Someone somewhere is making a lot of money against a product which isn’t even worth that much in the first place.
And this could prompt distrust in the mind of the consumer. So when the recession’s over and people are spending again, will a distrustful consumer come back?
This isn’t good for the brand.
Granted, the big players can probably suck it up for a couple of years. But what about the smaller businesses, for whom this kind of exposure could be deadly?
This is the time to add – not de- – value.
Devaluing product or service is a situation that’s very difficult to come back from. Once the price point has been set low, why would the consumer pay anything over and above?
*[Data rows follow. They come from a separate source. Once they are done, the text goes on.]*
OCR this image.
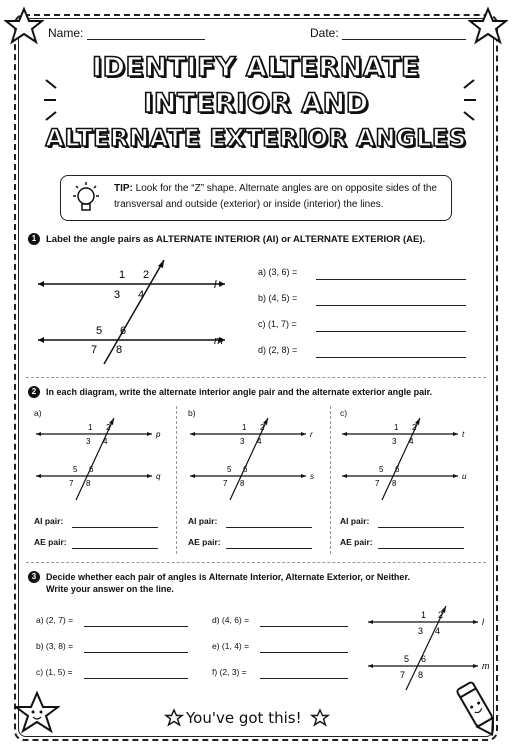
Name:	Date:
IDENTIFY ALTERNATE
INTERIOR AND
ALTERNATE EXTERIOR ANGLES
TIP: Look for the “Z” shape. Alternate angles are on opposite sides of the transversal and outside (exterior) or inside (interior) the lines.
1	Label the angle pairs as ALTERNATE INTERIOR (AI) or ALTERNATE EXTERIOR (AE).
1 2
3 4
5 6
7 8
l
m
a) (3, 6) =
b) (4, 5) =
c) (1, 7) =
d) (2, 8) =
2	In each diagram, write the alternate interior angle pair and the alternate exterior angle pair.
a)
1 2
3 4
5 6
7 8
p
q
AI pair:
AE pair:
b)
1 2
3 4
5 6
7 8
r
s
AI pair:
AE pair:
c)
1 2
3 4
5 6
7 8
t
u
AI pair:
AE pair:
3	Decide whether each pair of angles is Alternate Interior, Alternate Exterior, or Neither.
Write your answer on the line.
a) (2, 7) =	d) (4, 6) =
b) (3, 8) =	e) (1, 4) =
c) (1, 5) =	f) (2, 3) =
1 2
3 4
5 6
7 8
l
m
You've got this!
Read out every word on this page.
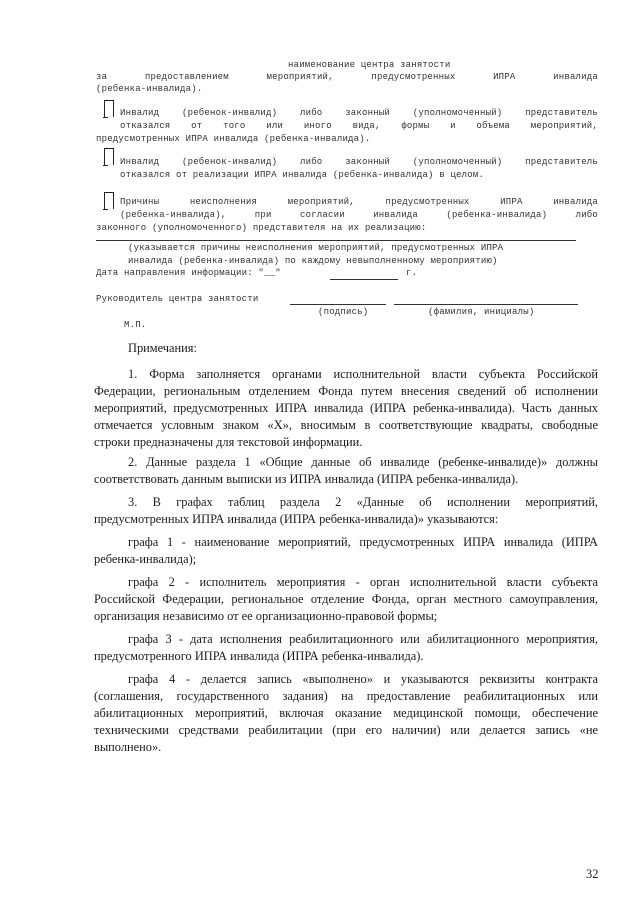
наименование центра занятости
за	предоставлением	мероприятий,	предусмотренных	ИПРА	инвалида
(ребенка-инвалида).
Инвалид (ребенок-инвалид) либо законный (уполномоченный) представитель
отказался от того или иного вида, формы и объема мероприятий,
предусмотренных ИПРА инвалида (ребенка-инвалида).
Инвалид (ребенок-инвалид) либо законный (уполномоченный) представитель
отказался от реализации ИПРА инвалида (ребенка-инвалида) в целом.
Причины неисполнения мероприятий, предусмотренных ИПРА инвалида
(ребенка-инвалида), при согласии инвалида (ребенка-инвалида) либо
законного (уполномоченного) представителя на их реализацию:
(указывается причины неисполнения мероприятий, предусмотренных ИПРА
инвалида (ребенка-инвалида) по каждому невыполненному мероприятию)
Дата направления информации: "__"	г.
Руководитель центра занятости
(подпись)	(фамилия, инициалы)
М.П.
Примечания:

1. Форма заполняется органами исполнительной власти субъекта Российской

Федерации, региональным отделением Фонда путем внесения сведений об исполнении

мероприятий, предусмотренных ИПРА инвалида (ИПРА ребенка-инвалида). Часть данных

отмечается условным знаком «Х», вносимым в соответствующие квадраты, свободные

строки предназначены для текстовой информации.

2. Данные раздела 1 «Общие данные об инвалиде (ребенке-инвалиде)» должны

соответствовать данным выписки из ИПРА инвалида (ИПРА ребенка-инвалида).

3. В графах таблиц раздела 2 «Данные об исполнении мероприятий,

предусмотренных ИПРА инвалида (ИПРА ребенка-инвалида)» указываются:

графа 1 - наименование мероприятий, предусмотренных ИПРА инвалида (ИПРА

ребенка-инвалида);

графа 2 - исполнитель мероприятия - орган исполнительной власти субъекта

Российской Федерации, региональное отделение Фонда, орган местного самоуправления,

организация независимо от ее организационно-правовой формы;

графа 3 - дата исполнения реабилитационного или абилитационного мероприятия,

предусмотренного ИПРА инвалида (ИПРА ребенка-инвалида).

графа 4 - делается запись «выполнено» и указываются реквизиты контракта

(соглашения, государственного задания) на предоставление реабилитационных или

абилитационных мероприятий, включая оказание медицинской помощи, обеспечение

техническими средствами реабилитации (при его наличии) или делается запись «не

выполнено».

32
So this is the opportunity to add value to a proposition. There will be many ways that a business can add some value without costing themselves their brand value, equity – or even a whole heap of cash.
Take the theoretical sofa retailer. Instead of losing £500 per customer, why not offer a ‘free’ end of year product inspection in the customer’s home?
In essence, after the customer has had the sofa a year, along comes a company rep to check that it’s holding up to wear-and-tear as it should, and maybe even give it a bit of a clean.
Of course they’ll have specialist cleaning products with them to give the customer a really great result and get the sofa looking like new again (and possibly making it last longer, rewarding the customer’s original investment).
And maybe the customer would like to buy some product while it’s available…
I can almost guarantee that each sofa inspection and clean won’t cost the company £500. Plus it could earn brand loyalty, remind the customer of all of the other great products in the shop (throws, cushions, footstools, matching chairs), and make the customer feel as if they’re getting something for nothing.
Plus they’ll feel loved by the after-care.
And if a company is willing to offer an end of year inspection service, they must take a lot of pride in their work. Which means that the sofa will be well made and built to last… (thus increasing the projected value of the product).
A little bit of added value goes a long way
Not all of the customers will want to have their inspection and clean, some just won’t be bothered.
And for each of those, the business keeps its original level of profit intact. Without devaluing the product to a point of no-return. Without damaging brand equity.
Tell me that’s not the way forward?
*Disclaimer: I have nothing against cheap sofas, I’ve got one myself. And the approach for different companies in different sectors will be different.
But adding value and not devaluing is the only way forward.